Ao mesmo tempo, é aconselhável que o vestibulando pratique a habilidade de escrita. Pesquisar temas de redações aplicados em outros vestibulares e escrever sobre eles, com frequência, podem ser boas maneiras de dar início aos treinos. Depois, é só mostrar a redação para algum amigo, familiar ou professor analisar e apontar possíveis erros. 
No dia do vestibular, o ideal é ler (e reler) todas as instruções da prova e todo dossiê oferecido pela universidade como apoio, sem copiar. Em seguida, o estudante deve organizar suas ideias e elaborar um roteiro, mesmo que imaginário, sobre como irá iniciar, discorrer e encerrar a redação. Fazer um rascunho e relê-lo antes de passar a limpo também pode ajudar. 
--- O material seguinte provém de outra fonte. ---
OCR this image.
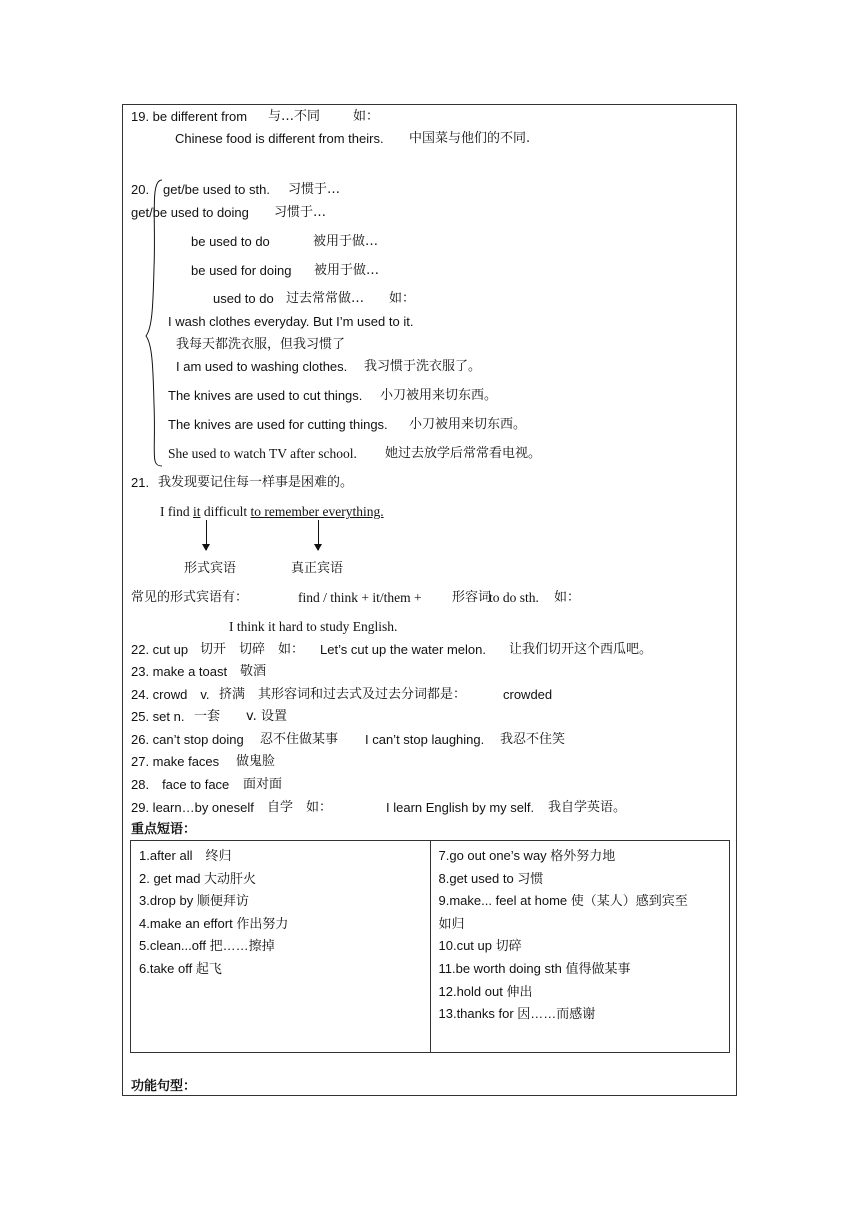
19. be different from 与…不同	如：
Chinese food is different from theirs. 中国菜与他们的不同.
20. get/be used to sth. 习惯于…
get/be used to doing 习惯于…
be used to do	被用于做…
be used for doing 被用于做…
used to do 过去常常做… 如：
I wash clothes everyday. But I’m used to it.
我每天都洗衣服，但我习惯了
I am used to washing clothes. 我习惯于洗衣服了。
The knives are used to cut things. 小刀被用来切东西。
The knives are used for cutting things. 小刀被用来切东西。
She used to watch TV after school. 她过去放学后常常看电视。
21. 我发现要记住每一样事是困难的。
I find it difficult to remember everything.
形式宾语	真正宾语
常见的形式宾语有：	find / think + it/them + 形容词
to do sth. 如：
I think it hard to study English.
22. cut up 切开　切碎　如： Let’s cut up the water melon. 让我们切开这个西瓜吧。
23. make a toast 敬酒
24. crowd　v. 挤满　其形容词和过去式及过去分词都是：	crowded
25. set n. 一套　　v. 设置
26. can’t stop doing 忍不住做某事 I can’t stop laughing. 我忍不住笑
27. make faces 做鬼脸
28.　face to face 面对面
29. learn…by oneself 自学　如：	I learn English by my self. 我自学英语。
重点短语：
1.after all　终归
2. get mad 大动肝火
3.drop by 顺便拜访
4.make an effort 作出努力
5.clean...off 把……擦掉
6.take off 起飞

7.go out one’s way 格外努力地
8.get used to 习惯
9.make... feel at home 使（某人）感到宾至
如归
10.cut up 切碎
11.be worth doing sth 值得做某事
12.hold out 伸出
13.thanks for 因……而感谢
功能句型：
Normalmente, o texto dissertativo é a modalidade mais comum nos vestibulares. Se optar por esse formato, o estudante deve focar na argumentação, e não na narração, opinião e/ou diálogo. A utilização da norma culta da língua portuguesa é primordial, por isso, nada de usar gírias e/ou expressões vulgares. 
Coerência, clareza, objetividade e adequação ao tema e gênero proposto devem ser priorizadas. Além disso, é importante apresentar uma escrita legível e respeitar o limite de linhas, que geralmente varia de 20 a 30, sem frases e parágrafos longos. Não se esqueça do título. Muitos candidatos são desclassificados por conta deste detalhe. 
Por fim, é importante lembrar que a banca examinadora não está preocupada com sua opinião sobre o assunto, mas com a capacidade de raciocínio, organização das ideias e argumentação, por isso, nada melhor do que escrever um texto com essência e originalidade, sem fugir das regras. No mais, é só confiar no seu potencial e colocar no papel toda a teoria aprendida na escola e/ou cursinho. Boa sorte!